Accept any interpretable representation of kanji in terms of index numbers,
UTF-8 character strings of length 1, UTF-8 codepoints
or kanjivec objects and convert it to all or any of these
formats.
Usage
convert_kanji(
  key,
  output = c("all", "index", "character", "hexmode", "kanjivec"),
  simplify = TRUE
)Arguments
- key
- an atomic vector or list of kanji in any combination of formats. 
- output
- a string describing the desired output. 
- simplify
- logical. Whether to simplify the output to an atomic vector or keep the structure of the original vector. In either case it depends on output whether this is possible. 
Value
A vector of the same length as key. If simplify is TRUE, this is an
atomic vector for output = "index", "character" or "hexmode", and a list
for output = "kanjivec" or "all" a list. If simplify is FALSE, the original
structure (atomic or list) kept whenever possible.
Details
Index numbers are in terms of the order in kbase. UTF-8 codepoints are
usually of class "hexmode", but character strings starting
with "0x" or "0X" are also accepted in the key.
For output = "kanjivec", the GitHub package kanjistat.data has to be available or
an error is returned.

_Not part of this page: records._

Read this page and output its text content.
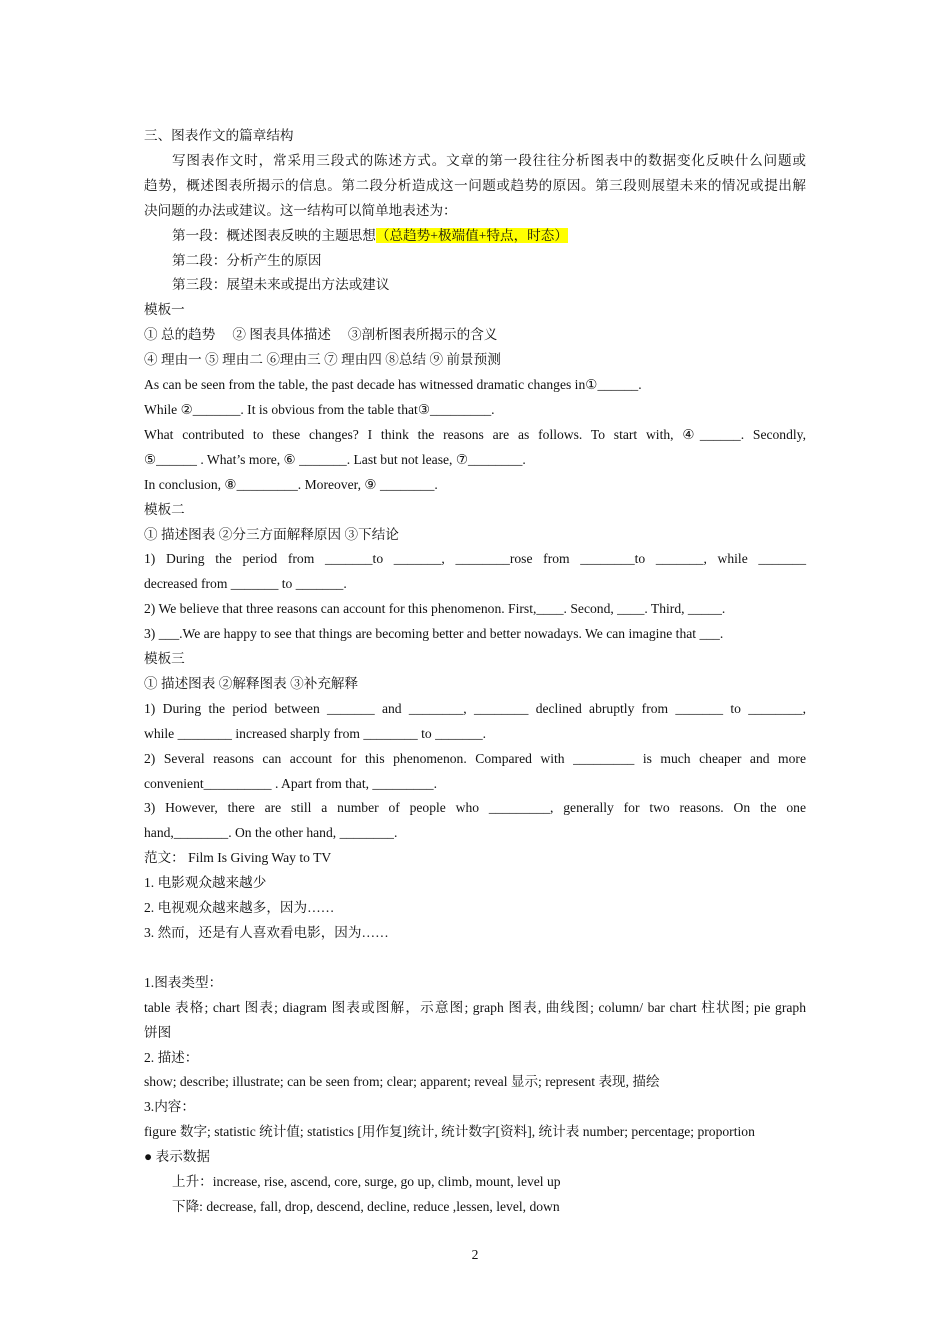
三、图表作文的篇章结构
写图表作文时，常采用三段式的陈述方式。文章的第一段往往分析图表中的数据变化反映什么问题或
趋势，概述图表所揭示的信息。第二段分析造成这一问题或趋势的原因。第三段则展望未来的情况或提出解
决问题的办法或建议。这一结构可以简单地表述为：
第一段：概述图表反映的主题思想（总趋势+极端值+特点，时态）
第二段：分析产生的原因
第三段：展望未来或提出方法或建议
模板一
① 总的趋势 　② 图表具体描述 　③剖析图表所揭示的含义
④ 理由一 ⑤ 理由二 ⑥理由三 ⑦ 理由四 ⑧总结 ⑨ 前景预测
As can be seen from the table, the past decade has witnessed dramatic changes in①______.
While ②_______. It is obvious from the table that③_________.
What contributed to these changes? I think the reasons are as follows. To start with, ④______. Secondly,
⑤______ . What’s more, ⑥ _______. Last but not lease, ⑦________.
In conclusion, ⑧_________. Moreover, ⑨ ________.
模板二
① 描述图表 ②分三方面解释原因 ③下结论
1) During the period from _______to _______, ________rose from ________to _______, while _______
decreased from _______ to _______.
2) We believe that three reasons can account for this phenomenon. First,____. Second, ____. Third, _____.
3) ___.We are happy to see that things are becoming better and better nowadays. We can imagine that ___.
模板三
① 描述图表 ②解释图表 ③补充解释
1) During the period between _______ and ________, ________ declined abruptly from _______ to ________,
while ________ increased sharply from ________ to _______.
2) Several reasons can account for this phenomenon. Compared with _________ is much cheaper and more
convenient__________ . Apart from that, _________.
3) However, there are still a number of people who _________, generally for two reasons. On the one
hand,________. On the other hand, ________.
范文： Film Is Giving Way to TV
1. 电影观众越来越少
2. 电视观众越来越多，因为……
3. 然而，还是有人喜欢看电影，因为……
1.图表类型：
table 表格; chart 图表; diagram 图表或图解，示意图; graph 图表, 曲线图; column/ bar chart 柱状图; pie graph
饼图
2. 描述：
show; describe; illustrate; can be seen from; clear; apparent; reveal 显示; represent 表现, 描绘
3.内容：
figure 数字; statistic 统计值; statistics [用作复]统计, 统计数字[资料], 统计表 number; percentage; proportion
● 表示数据
上升：increase, rise, ascend, core, surge, go up, climb, mount, level up
下降: decrease, fall, drop, descend, decline, reduce ,lessen, level, down
2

For output = "all", component kanjivec is set to NA if
kanjistat.data is not available.
Examples
convert_kanji(as.hexmode("99ac"))
#> $index
#> [1] 155
#> 
#> $character
#> [1] "馬"
#> 
#> $hexmode
#> [1] "99ac"
#> 
#> $kanjivec
#> Kanjivec representation of 馬 (Unicode 99ac)
#> 10 stroke vector graphics with depth 1 decomposition
#> 
convert_kanji("0x99ac")  # same
#> $index
#> [1] 155
#> 
#> $character
#> [1] "馬"
#> 
#> $hexmode
#> [1] "99ac"
#> 
#> $kanjivec
#> Kanjivec representation of 馬 (Unicode 99ac)
#> 10 stroke vector graphics with depth 1 decomposition
#> 
convert_kanji(500, "character") == kbase$kanji[500]  # TRUE
#> [1] TRUE